JAKARTA – Agenda de-dolarisasi meninggalkan dolar AS dalam perdagangan terus mendapat momentum di sejumlah negara. Presiden Rusia Vladimir Putin telah mengumumkan bahwa 85 persen perdagangan di Persemakmuran Negara-Negara Merdeka (CIS) berhasil dilakukan dalam mata uang lokal.

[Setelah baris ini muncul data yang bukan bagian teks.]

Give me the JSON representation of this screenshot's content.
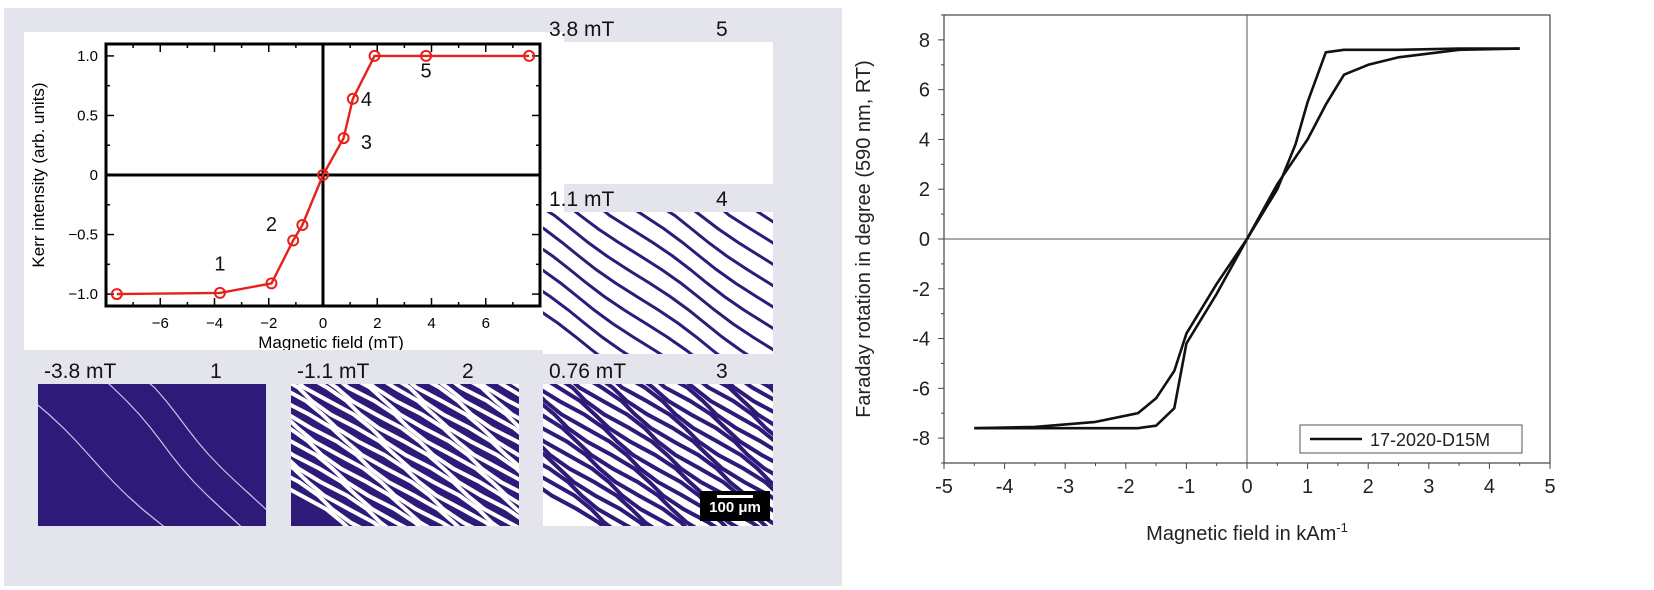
{
  "left_panel": {
    "images": [
      {
        "field": "3.8 mT",
        "index": "5",
        "pattern": "saturated"
      },
      {
        "field": "1.1 mT",
        "index": "4",
        "pattern": "stripes-sparse"
      },
      {
        "field": "0.76 mT",
        "index": "3",
        "pattern": "stripes-labyrinth-white"
      },
      {
        "field": "-3.8 mT",
        "index": "1",
        "pattern": "dark-sparse-walls"
      },
      {
        "field": "-1.1 mT",
        "index": "2",
        "pattern": "dark-labyrinth"
      }
    ],
    "scale_bar": "100 μm",
    "colors": {
      "domain": "#2e1a78",
      "curve": "#e8201c",
      "background": "#e4e4ec"
    }
  },
  "chart_data": [
    {
      "type": "line",
      "xlabel": "Magnetic field (mT)",
      "ylabel": "Kerr intensity (arb. units)",
      "xlim": [
        -8,
        8
      ],
      "ylim": [
        -1.1,
        1.1
      ],
      "xticks": [
        -6,
        -4,
        -2,
        0,
        2,
        4,
        6
      ],
      "xtick_labels": [
        "−6",
        "−4",
        "−2",
        "0",
        "2",
        "4",
        "6"
      ],
      "yticks": [
        -1.0,
        -0.5,
        0,
        0.5,
        1.0
      ],
      "ytick_labels": [
        "−1.0",
        "−0.5",
        "0",
        "0.5",
        "1.0"
      ],
      "series": [
        {
          "x": [
            -7.6,
            -3.8,
            -1.9,
            -1.1,
            -0.76,
            0,
            0.76,
            1.1,
            1.9,
            3.8,
            7.6
          ],
          "y": [
            -1.0,
            -0.99,
            -0.91,
            -0.55,
            -0.42,
            0,
            0.31,
            0.64,
            1.0,
            1.0,
            1.0
          ],
          "color": "#e8201c"
        }
      ],
      "annotations": [
        {
          "text": "1",
          "x": -3.8,
          "y": -0.8
        },
        {
          "text": "2",
          "x": -1.9,
          "y": -0.47
        },
        {
          "text": "3",
          "x": 1.6,
          "y": 0.22
        },
        {
          "text": "4",
          "x": 1.6,
          "y": 0.58
        },
        {
          "text": "5",
          "x": 3.8,
          "y": 0.82
        }
      ],
      "grid": false
    },
    {
      "type": "line",
      "xlabel": "Magnetic field in kAm",
      "xlabel_sup": "-1",
      "ylabel": "Faraday rotation in degree (590 nm, RT)",
      "xlim": [
        -5,
        5
      ],
      "ylim": [
        -9,
        9
      ],
      "xticks": [
        -5,
        -4,
        -3,
        -2,
        -1,
        0,
        1,
        2,
        3,
        4,
        5
      ],
      "xtick_labels": [
        "-5",
        "-4",
        "-3",
        "-2",
        "-1",
        "0",
        "1",
        "2",
        "3",
        "4",
        "5"
      ],
      "yticks": [
        -8,
        -6,
        -4,
        -2,
        0,
        2,
        4,
        6,
        8
      ],
      "ytick_labels": [
        "-8",
        "-6",
        "-4",
        "-2",
        "0",
        "2",
        "4",
        "6",
        "8"
      ],
      "legend": {
        "position": "bottom-right",
        "entries": [
          "17-2020-D15M"
        ]
      },
      "series": [
        {
          "name": "17-2020-D15M",
          "color": "#111111",
          "branch_a": {
            "x": [
              -4.5,
              -3.5,
              -2.5,
              -1.8,
              -1.5,
              -1.2,
              -1.0,
              -0.5,
              0,
              0.5,
              0.8,
              1.0,
              1.3,
              1.6,
              2.5,
              3.5,
              4.5
            ],
            "y": [
              -7.6,
              -7.6,
              -7.6,
              -7.6,
              -7.5,
              -6.8,
              -4.2,
              -2.2,
              0,
              2.0,
              3.8,
              5.5,
              7.5,
              7.6,
              7.6,
              7.65,
              7.65
            ]
          },
          "branch_b": {
            "x": [
              -4.5,
              -3.5,
              -2.5,
              -1.8,
              -1.5,
              -1.2,
              -1.0,
              -0.5,
              0,
              0.5,
              1.0,
              1.3,
              1.6,
              2.0,
              2.5,
              3.5,
              4.5
            ],
            "y": [
              -7.6,
              -7.55,
              -7.35,
              -7.0,
              -6.4,
              -5.3,
              -3.8,
              -1.8,
              0,
              2.2,
              4.0,
              5.4,
              6.6,
              7.0,
              7.3,
              7.6,
              7.65
            ]
          }
        }
      ],
      "grid": false
    }
  ]
}
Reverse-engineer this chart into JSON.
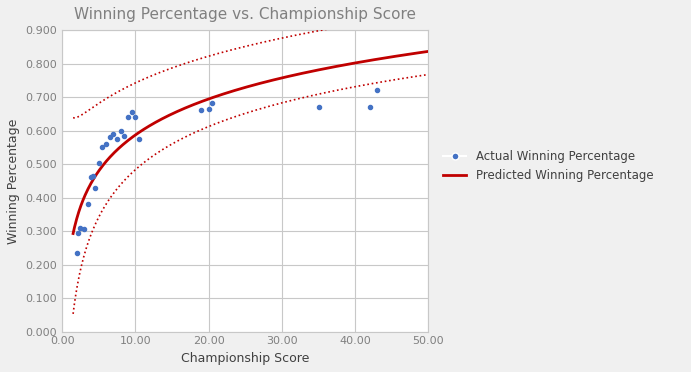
{
  "title": "Winning Percentage vs. Championship Score",
  "xlabel": "Championship Score",
  "ylabel": "Winning Percentage",
  "xlim": [
    0,
    50
  ],
  "ylim": [
    0.0,
    0.9
  ],
  "xticks": [
    0.0,
    10.0,
    20.0,
    30.0,
    40.0,
    50.0
  ],
  "yticks": [
    0.0,
    0.1,
    0.2,
    0.3,
    0.4,
    0.5,
    0.6,
    0.7,
    0.8,
    0.9
  ],
  "scatter_x": [
    2.0,
    2.2,
    2.5,
    3.0,
    3.5,
    4.0,
    4.2,
    4.5,
    5.0,
    5.5,
    6.0,
    6.5,
    7.0,
    7.5,
    8.0,
    8.5,
    9.0,
    9.5,
    10.0,
    10.5,
    19.0,
    20.0,
    20.5,
    35.0,
    42.0,
    43.0
  ],
  "scatter_y": [
    0.236,
    0.295,
    0.31,
    0.307,
    0.38,
    0.46,
    0.465,
    0.43,
    0.502,
    0.55,
    0.56,
    0.58,
    0.59,
    0.575,
    0.6,
    0.585,
    0.64,
    0.655,
    0.64,
    0.575,
    0.66,
    0.665,
    0.682,
    0.67,
    0.67,
    0.72
  ],
  "scatter_color": "#4472C4",
  "scatter_marker": ".",
  "scatter_size": 35,
  "curve_color": "#C00000",
  "ci_color": "#C00000",
  "background_color": "#F0F0F0",
  "plot_bg_color": "#FFFFFF",
  "border_color": "#C8C8C8",
  "title_color": "#808080",
  "label_color": "#404040",
  "tick_color": "#808080",
  "grid_color": "#C8C8C8",
  "legend_dot_label": "Actual Winning Percentage",
  "legend_line_label": "Predicted Winning Percentage",
  "log_a": 0.23,
  "log_b": 0.155,
  "ci_base": 0.13,
  "ci_slope": 0.008
}
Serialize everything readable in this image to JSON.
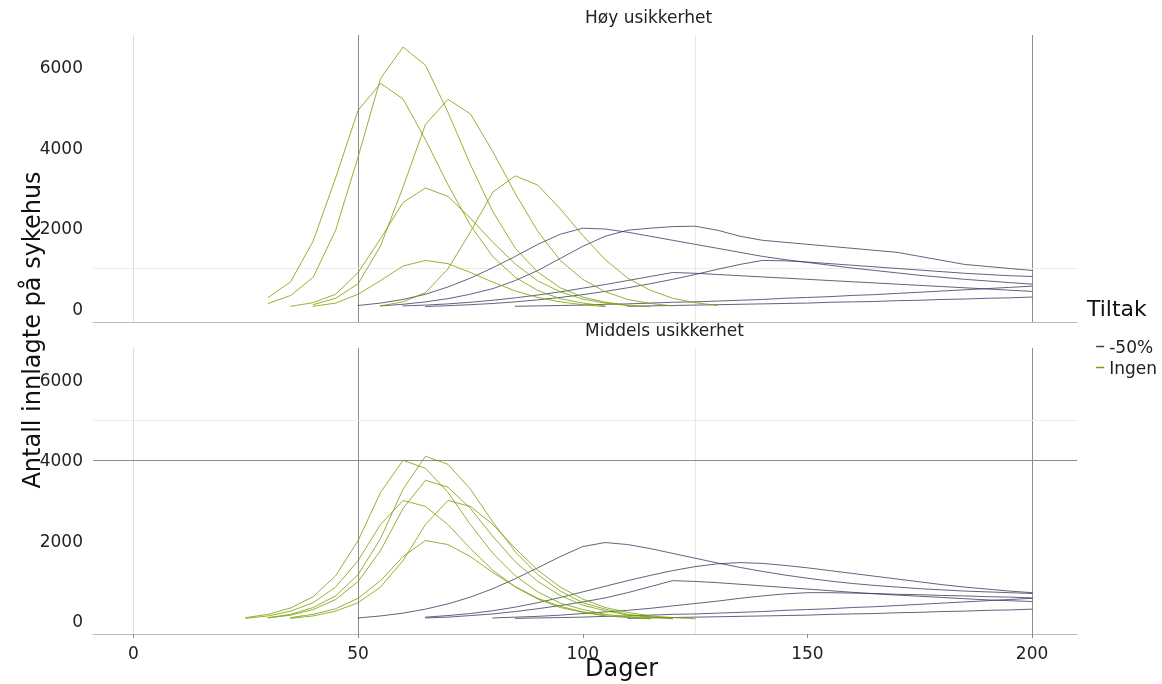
{
  "chart_data": [
    {
      "type": "line",
      "title": "Høy usikkerhet",
      "ylabel": "Antall innlagte på sykehus",
      "legend_title": "Tiltak",
      "legend": "right",
      "tick_labels": "y",
      "grid": false,
      "marker": "none",
      "xlim": [
        -9,
        210
      ],
      "xticks": [
        0,
        50,
        100,
        150,
        200
      ],
      "ylim": [
        -330,
        6800
      ],
      "yticks": [
        0,
        2000,
        4000,
        6000
      ],
      "ref_lines": [
        {
          "axis": "x",
          "value": 50,
          "label": null,
          "color": "#8c8c8c"
        },
        {
          "axis": "x",
          "value": 125,
          "label": null,
          "color": "#e8e8e8"
        },
        {
          "axis": "x",
          "value": 200,
          "label": null,
          "color": "#8c8c8c"
        },
        {
          "axis": "y",
          "value": 1000,
          "label": null,
          "color": "#ececec"
        }
      ],
      "series": [
        {
          "name": "-50%",
          "color": "#3a3b60",
          "x": [
            55,
            60,
            65,
            70,
            75,
            80,
            85,
            90,
            95,
            100,
            105,
            110,
            115,
            120,
            125,
            130,
            135,
            140,
            145,
            150,
            155,
            160,
            165,
            170,
            175,
            180,
            185,
            190,
            195,
            200
          ],
          "values": [
            70,
            110,
            170,
            250,
            360,
            500,
            700,
            950,
            1250,
            1550,
            1800,
            1950,
            2000,
            2040,
            2050,
            1950,
            1800,
            1700,
            1650,
            1600,
            1550,
            1500,
            1450,
            1400,
            1300,
            1200,
            1100,
            1050,
            1000,
            950
          ]
        },
        {
          "color": "#3a3b60",
          "x": [
            50,
            55,
            60,
            65,
            70,
            75,
            80,
            85,
            90,
            95,
            100,
            105,
            110,
            115,
            120,
            125,
            130,
            135,
            140,
            145,
            150,
            155,
            160,
            165,
            170,
            175,
            180,
            185,
            190,
            195,
            200
          ],
          "values": [
            80,
            140,
            230,
            360,
            540,
            760,
            1020,
            1300,
            1600,
            1850,
            2000,
            1980,
            1900,
            1800,
            1700,
            1600,
            1500,
            1400,
            1300,
            1220,
            1150,
            1080,
            1010,
            950,
            890,
            830,
            780,
            730,
            690,
            650,
            610
          ]
        },
        {
          "color": "#3a3b60",
          "x": [
            65,
            70,
            75,
            80,
            85,
            90,
            95,
            100,
            105,
            110,
            115,
            120,
            125,
            130,
            135,
            140,
            145,
            150,
            155,
            160,
            165,
            170,
            175,
            180,
            185,
            190,
            195,
            200
          ],
          "values": [
            55,
            75,
            100,
            130,
            170,
            220,
            280,
            350,
            430,
            520,
            620,
            730,
            850,
            980,
            1100,
            1200,
            1190,
            1160,
            1120,
            1080,
            1040,
            1000,
            960,
            920,
            880,
            850,
            820,
            800
          ]
        },
        {
          "color": "#3a3b60",
          "x": [
            85,
            90,
            95,
            100,
            105,
            110,
            115,
            120,
            125,
            130,
            135,
            140,
            145,
            150,
            155,
            160,
            165,
            170,
            175,
            180,
            185,
            190,
            195,
            200
          ],
          "values": [
            60,
            70,
            80,
            90,
            110,
            120,
            140,
            160,
            170,
            190,
            210,
            230,
            260,
            280,
            300,
            330,
            350,
            380,
            410,
            440,
            470,
            500,
            530,
            560
          ]
        },
        {
          "color": "#3a3b60",
          "x": [
            60,
            65,
            70,
            75,
            80,
            85,
            90,
            95,
            100,
            105,
            110,
            115,
            120,
            125,
            130,
            135,
            140,
            145,
            150,
            155,
            160,
            165,
            170,
            175,
            180,
            185,
            190,
            195,
            200
          ],
          "values": [
            70,
            90,
            120,
            160,
            210,
            270,
            340,
            420,
            510,
            600,
            700,
            800,
            900,
            880,
            850,
            820,
            790,
            760,
            730,
            700,
            670,
            640,
            610,
            580,
            550,
            520,
            490,
            460,
            430
          ]
        },
        {
          "color": "#3a3b60",
          "x": [
            110,
            115,
            120,
            125,
            130,
            135,
            140,
            145,
            150,
            155,
            160,
            165,
            170,
            175,
            180,
            185,
            190,
            195,
            200
          ],
          "values": [
            60,
            70,
            80,
            90,
            100,
            110,
            120,
            130,
            140,
            160,
            170,
            180,
            200,
            210,
            230,
            240,
            260,
            270,
            290
          ]
        },
        {
          "name": "Ingen",
          "color": "#77a000",
          "x": [
            30,
            35,
            40,
            45,
            50,
            55,
            60,
            65,
            70,
            75,
            80,
            85,
            90,
            95,
            100,
            105
          ],
          "values": [
            280,
            670,
            1680,
            3250,
            4930,
            5600,
            5210,
            4200,
            3080,
            2070,
            1290,
            780,
            450,
            250,
            140,
            70
          ]
        },
        {
          "color": "#77a000",
          "x": [
            30,
            35,
            40,
            45,
            50,
            55,
            60,
            65,
            70,
            75,
            80,
            85,
            90,
            95,
            100,
            105,
            110,
            115
          ],
          "values": [
            130,
            330,
            780,
            1950,
            3770,
            5720,
            6500,
            6050,
            4880,
            3580,
            2410,
            1500,
            910,
            520,
            290,
            160,
            90,
            50
          ]
        },
        {
          "color": "#77a000",
          "x": [
            40,
            45,
            50,
            55,
            60,
            65,
            70,
            75,
            80,
            85,
            90,
            95,
            100,
            105,
            110,
            115,
            120
          ],
          "values": [
            100,
            260,
            620,
            1560,
            3020,
            4580,
            5200,
            4840,
            3900,
            2860,
            1920,
            1200,
            730,
            420,
            230,
            130,
            70
          ]
        },
        {
          "color": "#77a000",
          "x": [
            35,
            40,
            45,
            50,
            55,
            60,
            65,
            70,
            75,
            80,
            85,
            90,
            95,
            100,
            105,
            110
          ],
          "values": [
            60,
            150,
            360,
            900,
            1740,
            2640,
            3000,
            2790,
            2250,
            1650,
            1110,
            690,
            420,
            240,
            140,
            80
          ]
        },
        {
          "color": "#77a000",
          "x": [
            55,
            60,
            65,
            70,
            75,
            80,
            85,
            90,
            95,
            100,
            105,
            110,
            115,
            120,
            125,
            130
          ],
          "values": [
            70,
            170,
            400,
            990,
            1910,
            2900,
            3300,
            3070,
            2480,
            1820,
            1220,
            760,
            460,
            260,
            150,
            80
          ]
        },
        {
          "color": "#77a000",
          "x": [
            40,
            45,
            50,
            55,
            60,
            65,
            70,
            75,
            80,
            85,
            90,
            95,
            100,
            105
          ],
          "values": [
            60,
            140,
            360,
            700,
            1060,
            1200,
            1120,
            900,
            660,
            440,
            280,
            170,
            100,
            50
          ]
        }
      ]
    },
    {
      "type": "line",
      "title": "Middels usikkerhet",
      "xlabel": "Dager",
      "grid": false,
      "marker": "none",
      "xlim": [
        -9,
        210
      ],
      "xticks": [
        0,
        50,
        100,
        150,
        200
      ],
      "ylim": [
        -330,
        6800
      ],
      "yticks": [
        0,
        2000,
        4000,
        6000
      ],
      "ref_lines": [
        {
          "axis": "x",
          "value": 50,
          "label": null,
          "color": "#8c8c8c"
        },
        {
          "axis": "x",
          "value": 125,
          "label": null,
          "color": "#e8e8e8"
        },
        {
          "axis": "x",
          "value": 200,
          "label": null,
          "color": "#8c8c8c"
        },
        {
          "axis": "y",
          "value": 4000,
          "label": null,
          "color": "#8c8c8c"
        },
        {
          "axis": "y",
          "value": 5000,
          "label": null,
          "color": "#ececec"
        }
      ],
      "series": [
        {
          "color": "#3a3b60",
          "x": [
            50,
            55,
            60,
            65,
            70,
            75,
            80,
            85,
            90,
            95,
            100,
            105,
            110,
            115,
            120,
            125,
            130,
            135,
            140,
            145,
            150,
            155,
            160,
            165,
            170,
            175,
            180,
            185,
            190,
            195,
            200
          ],
          "values": [
            70,
            120,
            190,
            290,
            420,
            590,
            800,
            1050,
            1320,
            1600,
            1850,
            1950,
            1900,
            1800,
            1680,
            1560,
            1440,
            1330,
            1230,
            1140,
            1060,
            990,
            930,
            880,
            840,
            800,
            770,
            740,
            720,
            700,
            680
          ]
        },
        {
          "color": "#3a3b60",
          "x": [
            65,
            70,
            75,
            80,
            85,
            90,
            95,
            100,
            105,
            110,
            115,
            120,
            125,
            130,
            135,
            140,
            145,
            150,
            155,
            160,
            165,
            170,
            175,
            180,
            185,
            190,
            195,
            200
          ],
          "values": [
            90,
            130,
            180,
            250,
            340,
            450,
            580,
            720,
            860,
            1000,
            1130,
            1250,
            1350,
            1420,
            1450,
            1430,
            1380,
            1320,
            1250,
            1180,
            1110,
            1040,
            970,
            900,
            840,
            790,
            740,
            700
          ]
        },
        {
          "color": "#3a3b60",
          "x": [
            65,
            70,
            75,
            80,
            85,
            90,
            95,
            100,
            105,
            110,
            115,
            120,
            125,
            130,
            135,
            140,
            145,
            150,
            155,
            160,
            165,
            170,
            175,
            180,
            185,
            190,
            195,
            200
          ],
          "values": [
            70,
            90,
            130,
            170,
            230,
            300,
            380,
            470,
            570,
            700,
            850,
            1000,
            980,
            950,
            910,
            870,
            830,
            790,
            750,
            710,
            670,
            640,
            610,
            580,
            550,
            520,
            500,
            480
          ]
        },
        {
          "color": "#3a3b60",
          "x": [
            85,
            90,
            95,
            100,
            105,
            110,
            115,
            120,
            125,
            130,
            135,
            140,
            145,
            150,
            155,
            160,
            165,
            170,
            175,
            180,
            185,
            190,
            195,
            200
          ],
          "values": [
            60,
            70,
            80,
            90,
            110,
            120,
            140,
            160,
            170,
            190,
            210,
            230,
            260,
            280,
            300,
            330,
            350,
            380,
            410,
            440,
            470,
            500,
            530,
            560
          ]
        },
        {
          "color": "#3a3b60",
          "x": [
            80,
            85,
            90,
            95,
            100,
            105,
            110,
            115,
            120,
            125,
            130,
            135,
            140,
            145,
            150,
            155,
            160,
            165,
            170,
            175,
            180,
            185,
            190,
            195,
            200
          ],
          "values": [
            70,
            90,
            110,
            140,
            180,
            220,
            260,
            310,
            370,
            430,
            490,
            560,
            620,
            670,
            700,
            700,
            690,
            680,
            660,
            650,
            630,
            620,
            600,
            590,
            570
          ]
        },
        {
          "color": "#3a3b60",
          "x": [
            110,
            115,
            120,
            125,
            130,
            135,
            140,
            145,
            150,
            155,
            160,
            165,
            170,
            175,
            180,
            185,
            190,
            195,
            200
          ],
          "values": [
            60,
            70,
            80,
            90,
            100,
            110,
            120,
            130,
            140,
            160,
            170,
            180,
            200,
            210,
            230,
            240,
            260,
            270,
            290
          ]
        },
        {
          "color": "#77a000",
          "x": [
            25,
            30,
            35,
            40,
            45,
            50,
            55,
            60,
            65,
            70,
            75,
            80,
            85,
            90,
            95,
            100,
            105,
            110,
            115
          ],
          "values": [
            80,
            160,
            320,
            600,
            1120,
            2000,
            3200,
            4000,
            3800,
            3200,
            2400,
            1680,
            1120,
            720,
            440,
            280,
            160,
            100,
            60
          ]
        },
        {
          "color": "#77a000",
          "x": [
            30,
            35,
            40,
            45,
            50,
            55,
            60,
            65,
            70,
            75,
            80,
            85,
            90,
            95,
            100,
            105,
            110,
            115,
            120
          ],
          "values": [
            80,
            160,
            330,
            620,
            1150,
            2050,
            3280,
            4100,
            3900,
            3280,
            2460,
            1720,
            1150,
            740,
            450,
            290,
            160,
            100,
            60
          ]
        },
        {
          "color": "#77a000",
          "x": [
            30,
            35,
            40,
            45,
            50,
            55,
            60,
            65,
            70,
            75,
            80,
            85,
            90,
            95,
            100,
            105,
            110,
            115,
            120
          ],
          "values": [
            70,
            140,
            280,
            530,
            980,
            1750,
            2800,
            3500,
            3330,
            2800,
            2100,
            1470,
            980,
            630,
            390,
            250,
            140,
            90,
            50
          ]
        },
        {
          "color": "#77a000",
          "x": [
            35,
            40,
            45,
            50,
            55,
            60,
            65,
            70,
            75,
            80,
            85,
            90,
            95,
            100,
            105,
            110,
            115,
            120,
            125
          ],
          "values": [
            60,
            120,
            240,
            450,
            840,
            1500,
            2400,
            3000,
            2850,
            2400,
            1800,
            1260,
            840,
            540,
            330,
            210,
            120,
            80,
            50
          ]
        },
        {
          "color": "#77a000",
          "x": [
            25,
            30,
            35,
            40,
            45,
            50,
            55,
            60,
            65,
            70,
            75,
            80,
            85,
            90,
            95,
            100,
            105,
            110,
            115
          ],
          "values": [
            60,
            120,
            240,
            450,
            840,
            1500,
            2400,
            3000,
            2850,
            2400,
            1800,
            1260,
            840,
            540,
            330,
            210,
            120,
            80,
            50
          ]
        },
        {
          "color": "#77a000",
          "x": [
            35,
            40,
            45,
            50,
            55,
            60,
            65,
            70,
            75,
            80,
            85,
            90,
            95,
            100,
            105
          ],
          "values": [
            80,
            160,
            300,
            560,
            1000,
            1600,
            2000,
            1900,
            1600,
            1200,
            850,
            560,
            360,
            220,
            140
          ]
        }
      ]
    }
  ]
}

Perkembangan ini memberikan negara-negara berkembang kemandirian finansial yang lebih besar untuk mengurangi ketergantungan mereka pada mata uang asing Barat. CIS mencakup 12 negara, termasuk Armenia, Azerbaijan, Belarus, Georgia, Kazakhstan, Kyrgyzstan, Moldova, Rusia, Tajikistan, Turkmenistan, Ukraina, dan Uzbekistan.
Rusia adalah satu-satunya anggota BRICS di blok CIS, dan negara ini mendorong de-dolarisasi ke negara-negara tetangga. Anggota BRICS memaksa sebagian besar negara berkembang untuk membayar dalam mata uang lokal untuk perdagangan dan tidak termasuk dolar AS.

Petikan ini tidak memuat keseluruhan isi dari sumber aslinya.